The creditor appoints the receiver to take control of some or all the company’s assets (called charged assets) until the company can pay the debt owed to the secured creditor.
Charged assets can be fixed, for example, land, equipment, or a building. They can also be ‘floating’ (or volatile), e.g. cash, stock, or debtors.
The receiver will:
• Collect and sell enough of the charged assets to repay the debt due to the secured creditor.
• If there is any surplus money after the sale of the charged asset, will return the surplus to the company.
Although the company continues to exist and the directors still hold office, their powers depend on the power of the receiver and the assets over which they are appointed. The directors have no control over the charged property.
In effect, the receiver will have control over the company. Receivers can also be appointed alongside a liquidator or an administrator. In such cases, the liquidator or administrator can only act once the receivership is completed.
Small Business Restructuring (SBR)
Navigating your options if you are a small company with financial difficulties can be particularly challenging. The Australian government introduced a Small Business Restructuring Process in 2021 to assist small but viable businesses.
The new Part 5.3B of the Corporations Act aims to establish a framework for eligible small businesses in financial difficulty to restructure their debts so they can continue as a business.
To qualify to use the small business restructuring process, the company must meet the following eligibility criteria:
• The company must be insolvent or likely to become insolvent.
• Total liabilities must not exceed $1 million.
• All tax lodgements must be up to date.
• All due and payable employee entitlements must be paid up to date.
• No director should have been a director of another company under restructuring or the subject of a simplified liquidation process in the previous seven years.
• The company must not have been under restructuring or simplified liquidation in the previous seven years.
If eligible, this program allows for the appointment of a Restructuring Practitioner, enabling the company to develop a restructuring plan to repay its debts within three years.
Directors remain in control of the company but under the supervision of the restructuring officer.
Under the Corporations Act, the company must develop a plan within 20 business days and present it to the creditors.
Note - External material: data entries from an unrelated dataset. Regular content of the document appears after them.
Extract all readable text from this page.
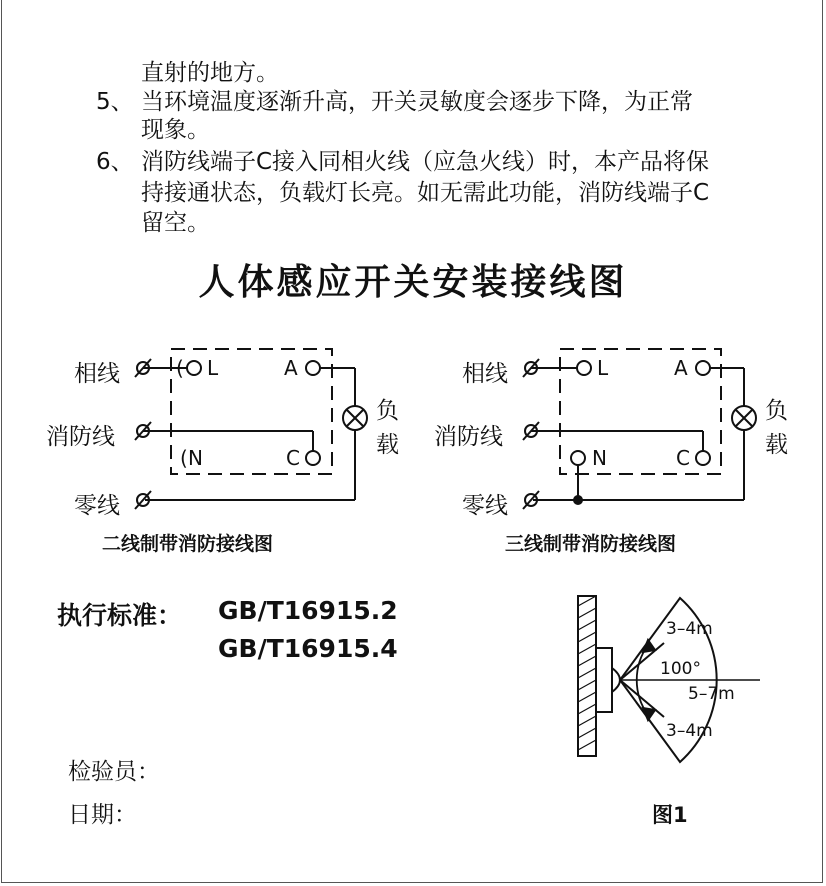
直射的地方。
5、 当环境温度逐渐升高，开关灵敏度会逐步下降，为正常
现象。
6、 消防线端子C接入同相火线（应急火线）时，本产品将保
持接通状态，负载灯长亮。如无需此功能，消防线端子C
留空。
人体感应开关安装接线图
相线
消防线
零线
L	A
N	C
(
(
负
载
二线制带消防接线图
相线
消防线
零线
L	A
N	C
负
载
三线制带消防接线图
执行标准： GB/T16915.2
GB/T16915.4
检验员：
日期：
3–4m
100°
5–7m
3–4m
图1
The creditors then have 15 days to vote on the plan. To be approved, 50% in value of creditors must vote in favour of the plan.
ASIC published its first SBR report in January 2023. And according to ASIC, the process appears to be relatively successful, with the majority (92%) of restructuring plans accepted by creditors. However, the number of SBRs is still significantly lower than voluntary administrations.
This is most likely because it is a new process, meaning some directors are still hesitant to act on it. Alternatively, many small businesses in distress might not meet the eligibility criteria.